Sometimes I think he was right and then, again--"
"Oh, Ashley, when will you stop seeing both sides of questions?" she asked.
But she did not speak impatiently as she once would have done.
"No one ever gets anywhere seeing both sides."
"That's true but--Scarlett, just where do you want to get?
I've often wondered.
You see, I never wanted to get anywhere at all.
I've only wanted to be myself."
Where did she want to get?
That was a silly question.
Money and security, of course.
And yet-- Her mind fumbled.
She had money and as much security as one could hope for in an insecure world.

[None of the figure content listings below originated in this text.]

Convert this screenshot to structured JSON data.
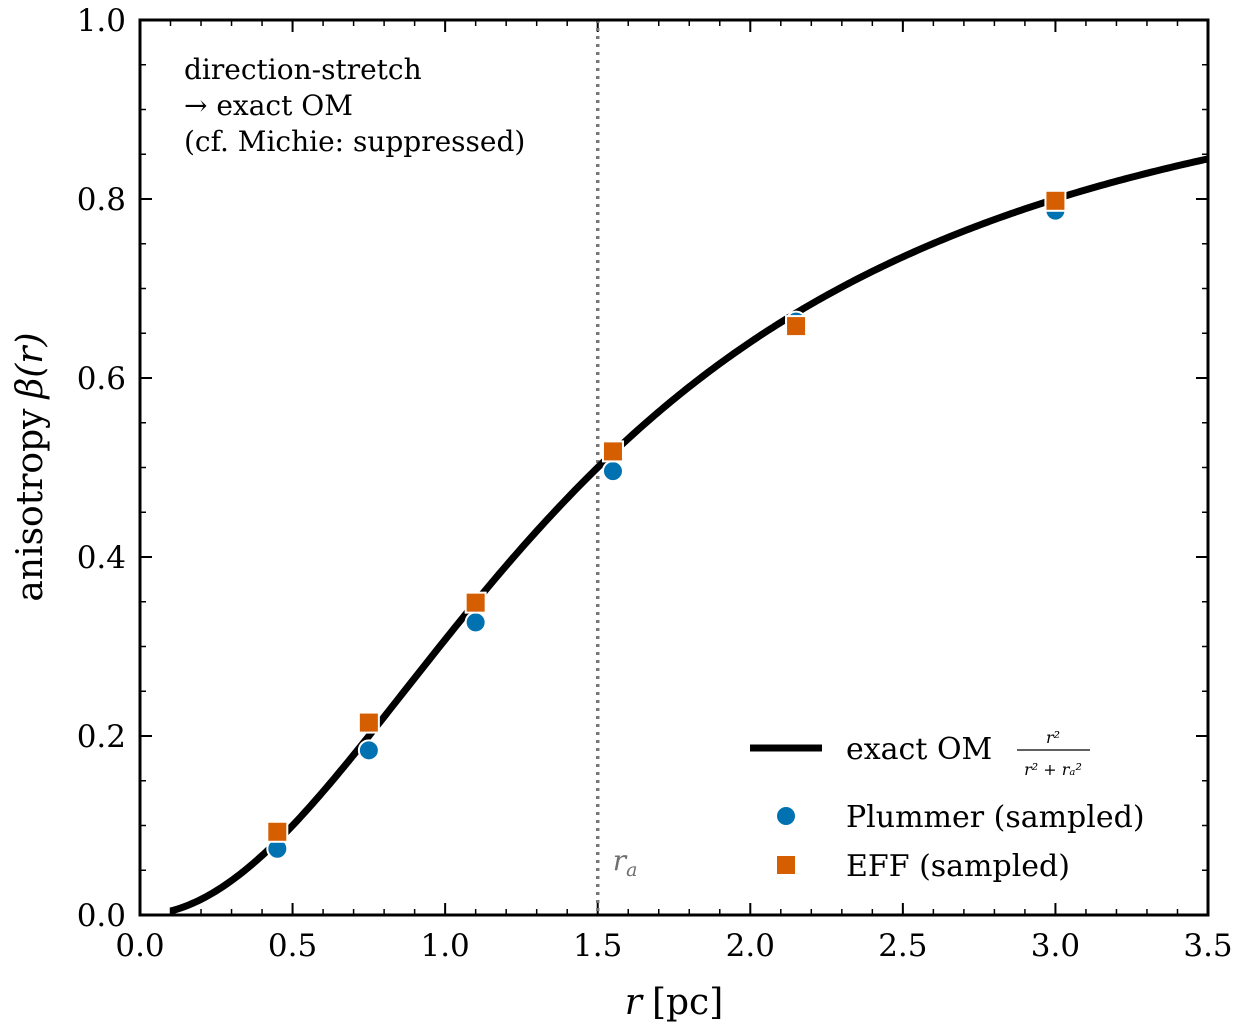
{
  "chart_data": {
    "type": "line",
    "xlabel_var": "r",
    "xlabel_unit": "[pc]",
    "ylabel_text": "anisotropy",
    "ylabel_math": "β(r)",
    "xlim": [
      0.0,
      3.5
    ],
    "ylim": [
      0.0,
      1.0
    ],
    "xticks": [
      "0.0",
      "0.5",
      "1.0",
      "1.5",
      "2.0",
      "2.5",
      "3.0",
      "3.5"
    ],
    "yticks": [
      "0.0",
      "0.2",
      "0.4",
      "0.6",
      "0.8",
      "1.0"
    ],
    "grid": false,
    "legend_position": "lower-right",
    "annotation": [
      "direction-stretch",
      "→ exact OM",
      "(cf. Michie: suppressed)"
    ],
    "vline": {
      "x": 1.5,
      "label": "r_a",
      "style": "dotted",
      "color": "#777777"
    },
    "curve": {
      "name": "exact OM",
      "formula": "r²/(r²+r_a²)",
      "r_a": 1.5,
      "x_start": 0.1,
      "x_end": 3.5,
      "color": "#000000"
    },
    "series": [
      {
        "name": "Plummer (sampled)",
        "marker": "circle",
        "color": "#0072b2",
        "x": [
          0.45,
          0.75,
          1.1,
          1.55,
          2.15,
          3.0
        ],
        "y": [
          0.074,
          0.184,
          0.327,
          0.496,
          0.663,
          0.787
        ]
      },
      {
        "name": "EFF (sampled)",
        "marker": "square",
        "color": "#d55e00",
        "x": [
          0.45,
          0.75,
          1.1,
          1.55,
          2.15,
          3.0
        ],
        "y": [
          0.093,
          0.215,
          0.349,
          0.518,
          0.658,
          0.798
        ]
      }
    ]
  }
}
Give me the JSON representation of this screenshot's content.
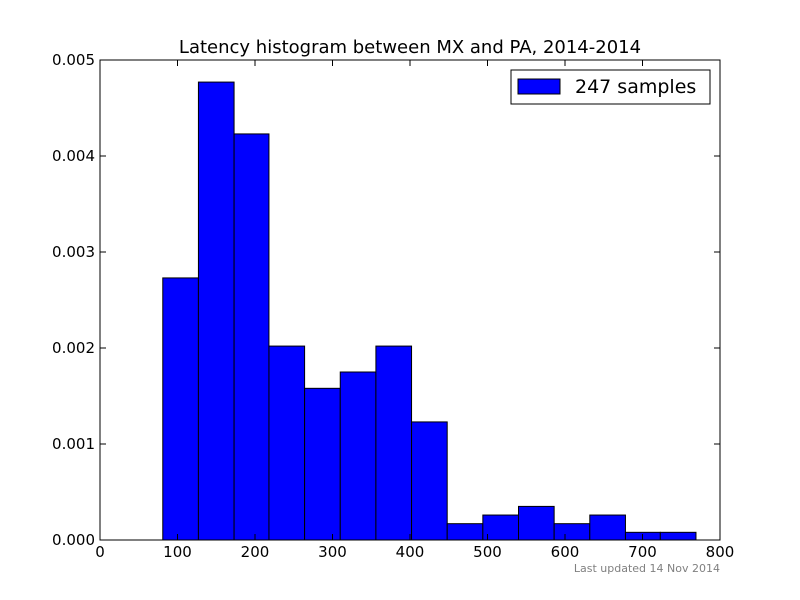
{
  "chart_data": {
    "type": "bar",
    "title": "Latency histogram between MX and PA, 2014-2014",
    "xlabel": "",
    "ylabel": "",
    "xlim": [
      0,
      800
    ],
    "ylim": [
      0,
      0.005
    ],
    "x_ticks": [
      "0",
      "100",
      "200",
      "300",
      "400",
      "500",
      "600",
      "700",
      "800"
    ],
    "y_ticks": [
      "0.000",
      "0.001",
      "0.002",
      "0.003",
      "0.004",
      "0.005"
    ],
    "grid": false,
    "legend_position": "top-right",
    "colors": {
      "bar": "#0000ff",
      "edge": "#000000",
      "axis": "#000000"
    },
    "series": [
      {
        "name": "247 samples",
        "bins": [
          {
            "x0": 81,
            "x1": 127,
            "value": 0.00273
          },
          {
            "x0": 127,
            "x1": 173,
            "value": 0.00477
          },
          {
            "x0": 173,
            "x1": 218,
            "value": 0.00423
          },
          {
            "x0": 218,
            "x1": 264,
            "value": 0.00202
          },
          {
            "x0": 264,
            "x1": 310,
            "value": 0.00158
          },
          {
            "x0": 310,
            "x1": 356,
            "value": 0.00175
          },
          {
            "x0": 356,
            "x1": 402,
            "value": 0.00202
          },
          {
            "x0": 402,
            "x1": 448,
            "value": 0.00123
          },
          {
            "x0": 448,
            "x1": 494,
            "value": 0.00017
          },
          {
            "x0": 494,
            "x1": 540,
            "value": 0.00026
          },
          {
            "x0": 540,
            "x1": 586,
            "value": 0.00035
          },
          {
            "x0": 586,
            "x1": 632,
            "value": 0.00017
          },
          {
            "x0": 632,
            "x1": 678,
            "value": 0.00026
          },
          {
            "x0": 678,
            "x1": 723,
            "value": 8e-05
          },
          {
            "x0": 723,
            "x1": 769,
            "value": 8e-05
          }
        ]
      }
    ]
  },
  "footer": {
    "updated": "Last updated 14 Nov 2014"
  }
}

But, now that she thought about it, they weren't quite enough. Now that she thought about it, they hadn't made her particularly happy, though they made her less harried, less fearful of the morrow.
If I'd had money and security and you, that would have been where I wanted to get, she thought, looking at him yearningly.
But she did not speak the words, fearful of breaking the spell that lay between them, fearful that his mind would close against her.
"You only want to be yourself?" she laughed, a little ruefully.
"Not being myself has always been my hardest trouble!
As to where I want to get, well, I guess I've gotten there.
I wanted to be rich and safe and--"
"But, Scarlett, did it ever occur to you that I don't care whether I'm rich or not?"
No, it had never occurred to her that anyone would not want to be rich.
"Then, what do you want?"
"I don't know, now.
I knew once but I've half forgotten.
Mostly to be left alone, not to be harried by people I don't like, driven to do things I don't want to do.
Perhaps--I want the old days back again and they'll never come back, and I am haunted by the memory of them and of the world falling about my ears."
Scarlett set her mouth obstinately.
It was not that she did not know what he meant.
The very tones of his voice called up other days as nothing else could, made her heart hurt suddenly, as she too remembered.
But since the day she had lain sick and desolate in the garden at Twelve Oaks and said:
"I won't look back," she had set her face against the past.